Mutual fund

An insurance company that brings in funds by selling its stock to the public. This money is then invested in other securities, and the value of the mutual fund changes based on the value of the investments in the portfolio. There can be two kinds: an open-end mutual fund, in which shares can be sold at any point, and closed-end, in which only the amount of shares originally authorized may be sold.

Mutual insurance company

A cooperative insurance company organized and owned by its insureds.
***
US: An insurance company in which the ownership and control is vested in the policyholders and a portion of surplus earnings may return to policyholders in the form of dividends. No capital stock exists.
***
UK: An insurance company owned by its policyholders, i.e. having no shareholders, formed by deed of settlement or registered as a company limited by guarantee. Funds are raised by premiums. The profits in life companies being shared among the policyholders usually as higher life insurance bonuses. An additional levy or call is imposed to meet losses if premium contributions are insufficient. Mutuals may be established for any class of business or they may be limited to members of a particular trade. Some former mutuals are now registered companies. Mutuals are often best known through Protection and Indemnity Clubs but are also found as the providers of professional indemnity cover for their members. See DEMUTUALISATION.

Mutual insurer

An incorporated insurer that does not have incorporated capital belonging to the policyholders. These companies do still provide the policyholders with dividends.
***
Insurer with no capital stock, owned by Policyholders. Earnings over and above payment of losses and operating expenses and reserves are the property of the Policyholders. There are two types of Mutual Insurance companies. A non-assessable mutual charges a fixed premium and the policyholders cannot be assessed further. Legal reserves and surplus are maintained to provide payment of all claims. Assessable mutual are companies that charge an initial fixed premium and, if that isn’t sufficient, might assess policyholders to meet losses in excess of the premiums that have been charged.

Mutual insurer policy

Coverage written by an insurer that does not have incorporated capital belonging to the policyholders, although it is an incorporated insurer.
***
Insurance issued by a mutual insurer.

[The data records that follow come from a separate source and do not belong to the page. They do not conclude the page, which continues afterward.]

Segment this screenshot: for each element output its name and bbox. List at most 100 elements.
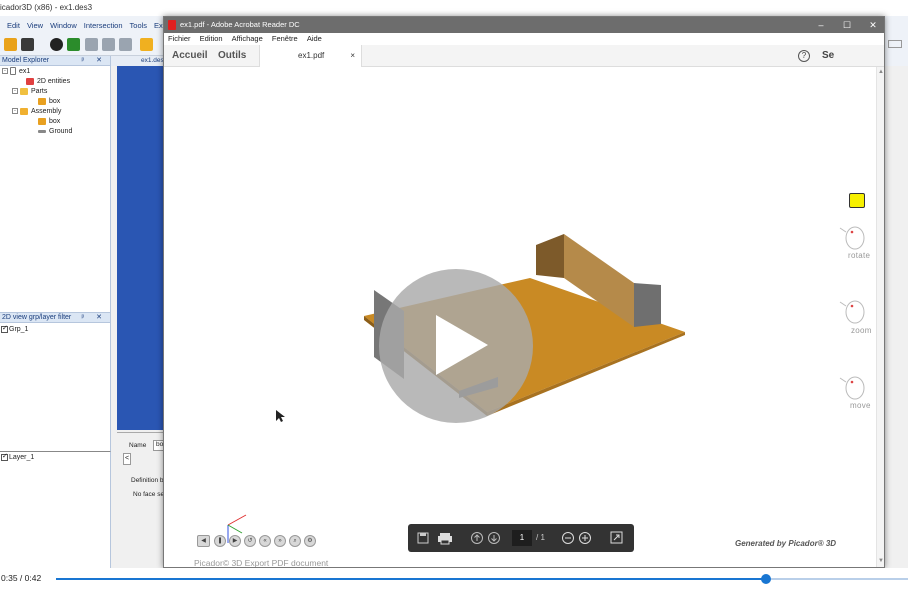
floating-page-toolbar: 1 / 1 <box>408 524 634 552</box>
scroll-left-icon[interactable]: < <box>123 453 131 465</box>
acrobat-title: ex1.pdf - Adobe Acrobat Reader DC <box>180 20 300 29</box>
comment-icon[interactable] <box>849 193 865 208</box>
background-viewport <box>117 66 165 430</box>
menu-window[interactable]: Window <box>50 21 77 30</box>
tree-item-parts[interactable]: - Parts <box>12 87 47 97</box>
save-icon[interactable] <box>21 38 34 51</box>
tab-document[interactable]: ex1.pdf × <box>259 45 362 67</box>
model-explorer-header: Model Explorer ᵖ ✕ <box>0 56 110 66</box>
layer-checkbox-layer1[interactable]: Layer_1 <box>1 452 34 462</box>
mouse-icon[interactable] <box>839 373 871 401</box>
minimize-button[interactable]: – <box>808 17 834 33</box>
mouse-cursor <box>276 410 285 422</box>
menu-intersection[interactable]: Intersection <box>84 21 123 30</box>
background-app-toolbar <box>0 34 165 56</box>
acrobat-scrollbar[interactable]: ▲ ▼ <box>876 67 884 567</box>
tree-item-assembly-box[interactable]: box <box>38 117 60 127</box>
acrobat-window: ex1.pdf - Adobe Acrobat Reader DC – ☐ ✕ … <box>163 16 885 568</box>
tree-item-ground[interactable]: Ground <box>38 127 72 137</box>
rotate-label: rotate <box>848 251 871 260</box>
nav-forward-icon[interactable]: » <box>274 535 286 547</box>
viewport-tab[interactable]: ex1.des <box>111 56 165 66</box>
tree-item-ex1[interactable]: - ex1 <box>2 67 30 77</box>
model-explorer-panel: Model Explorer ᵖ ✕ - ex1 2D entities - Par… <box>0 56 111 312</box>
panel-pin-close-icon[interactable]: ᵖ ✕ <box>82 313 107 323</box>
mouse-icon[interactable] <box>839 223 871 251</box>
zoom-out-icon[interactable] <box>561 524 575 552</box>
teapot-icon[interactable] <box>50 38 63 51</box>
menu-fichier[interactable]: Fichier <box>168 34 191 43</box>
acrobat-tabbar: Accueil Outils ex1.pdf × ? Se connecter <box>164 45 884 83</box>
tool-icon[interactable] <box>102 38 115 51</box>
generated-by-text: Generated by Picador® 3D <box>735 539 837 548</box>
save-icon[interactable] <box>416 524 430 552</box>
video-progress-track[interactable] <box>56 574 908 584</box>
video-player-bar: 0:35 / 0:42 <box>0 568 908 589</box>
viewport-tab-label: ex1.des <box>141 57 164 64</box>
background-app-title: icador3D (x86) - ex1.des3 <box>0 3 93 12</box>
video-progress-handle[interactable] <box>760 574 771 584</box>
menu-tools[interactable]: Tools <box>130 21 148 30</box>
layer-filter-header: 2D view grp/layer filter ᵖ ✕ <box>0 313 110 323</box>
tree-item-2d-entities[interactable]: 2D entities <box>26 77 70 87</box>
layer-filter-panel: 2D view grp/layer filter ᵖ ✕ Grp_1 <box>0 312 111 451</box>
maximize-button[interactable]: ☐ <box>834 17 860 33</box>
box-icon[interactable] <box>140 38 153 51</box>
nav-zoom-icon[interactable]: ⌕ <box>289 535 301 547</box>
page-total: / 1 <box>536 533 545 542</box>
scroll-up-icon[interactable]: ▲ <box>878 69 884 75</box>
sign-in-button[interactable]: Se connecter <box>822 45 884 83</box>
video-progress-fill <box>56 578 766 580</box>
zoom-in-icon[interactable] <box>578 524 592 552</box>
play-button[interactable] <box>379 269 533 423</box>
properties-panel: Name bo < Definition b No face se <box>117 432 167 568</box>
nav-rewind-icon[interactable]: « <box>259 535 271 547</box>
page-up-icon[interactable] <box>470 524 484 552</box>
video-time: 0:35 / 0:42 <box>1 573 42 583</box>
3d-navigation-bar: ◀ ❚ ▶ ↺ « » ⌕ ⚙ <box>197 535 327 549</box>
menu-aide[interactable]: Aide <box>307 34 322 43</box>
background-app-titlebar: icador3D (x86) - ex1.des3 <box>0 0 908 16</box>
close-tab-icon[interactable]: × <box>350 45 355 67</box>
nav-back-icon[interactable]: ◀ <box>197 535 210 547</box>
panel-pin-close-icon[interactable]: ᵖ ✕ <box>82 56 107 66</box>
nav-play-icon[interactable]: ▶ <box>229 535 241 547</box>
menu-fenetre[interactable]: Fenêtre <box>272 34 298 43</box>
move-label: move <box>850 401 871 410</box>
nav-settings-icon[interactable]: ⚙ <box>304 535 316 547</box>
background-right-toolbar <box>885 16 908 66</box>
close-button[interactable]: ✕ <box>860 17 886 33</box>
box-panel-inner <box>536 234 564 278</box>
new-icon[interactable] <box>4 38 17 51</box>
page-number-input[interactable]: 1 <box>512 530 532 546</box>
export-caption: Picador© 3D Export PDF document <box>194 558 329 567</box>
tab-accueil[interactable]: Accueil <box>172 45 208 67</box>
mouse-icon[interactable] <box>839 297 871 325</box>
zoom-label: zoom <box>851 326 872 335</box>
page-down-icon[interactable] <box>487 524 501 552</box>
pdf-icon <box>168 20 176 30</box>
gear-icon[interactable] <box>85 38 98 51</box>
menu-view[interactable]: View <box>27 21 43 30</box>
shape-icon[interactable] <box>119 38 132 51</box>
tree-item-assembly[interactable]: - Assembly <box>12 107 61 117</box>
layout-icon[interactable] <box>888 40 902 48</box>
scroll-down-icon[interactable]: ▼ <box>878 558 884 564</box>
part-add-icon[interactable] <box>67 38 80 51</box>
tab-outils[interactable]: Outils <box>218 45 246 67</box>
menu-affichage[interactable]: Affichage <box>232 34 263 43</box>
name-label: Name <box>129 442 147 449</box>
nav-reset-icon[interactable]: ↺ <box>244 535 256 547</box>
nav-pause-icon[interactable]: ❚ <box>214 535 226 547</box>
acrobat-titlebar: ex1.pdf - Adobe Acrobat Reader DC – ☐ ✕ <box>164 17 884 33</box>
fullscreen-icon[interactable] <box>609 524 623 552</box>
layer-panel: Layer_1 <box>0 451 111 568</box>
help-icon[interactable]: ? <box>798 50 810 62</box>
group-checkbox-grp1[interactable]: Grp_1 <box>1 324 28 334</box>
tree-item-box[interactable]: box <box>38 97 60 107</box>
menu-edit[interactable]: Edit <box>7 21 20 30</box>
menu-edition[interactable]: Edition <box>200 34 223 43</box>
definition-label: Definition b <box>131 477 164 484</box>
play-icon <box>436 315 488 375</box>
print-icon[interactable] <box>437 524 453 552</box>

MW : Minimum Weight factor. Mysterious Disappearance : The vanishing of covered property that cannot be explained.

Mutuality of obligation

One of two irreducible minimum requirements before a contract of employment exists (Court of Appeal in Montgomery v. Johnson Underwood Ltd (2001) – an agency worker case) The Courts ruled that there must be an obligation on the employer to provide work and on the employee to accept it. One of the leading cases concerned waiters who worked at various catering functions. They did not work continually but would be telephoned and offered a particular job. The Court found that the employer did not have to offer them the work nor did they have to accept it. This meant they were not employees due to lack of mutuality of obligation. The second irreducible requirement is covered by the control test. See EMPLOYEE/EMPLOYER RELATIONSHIP.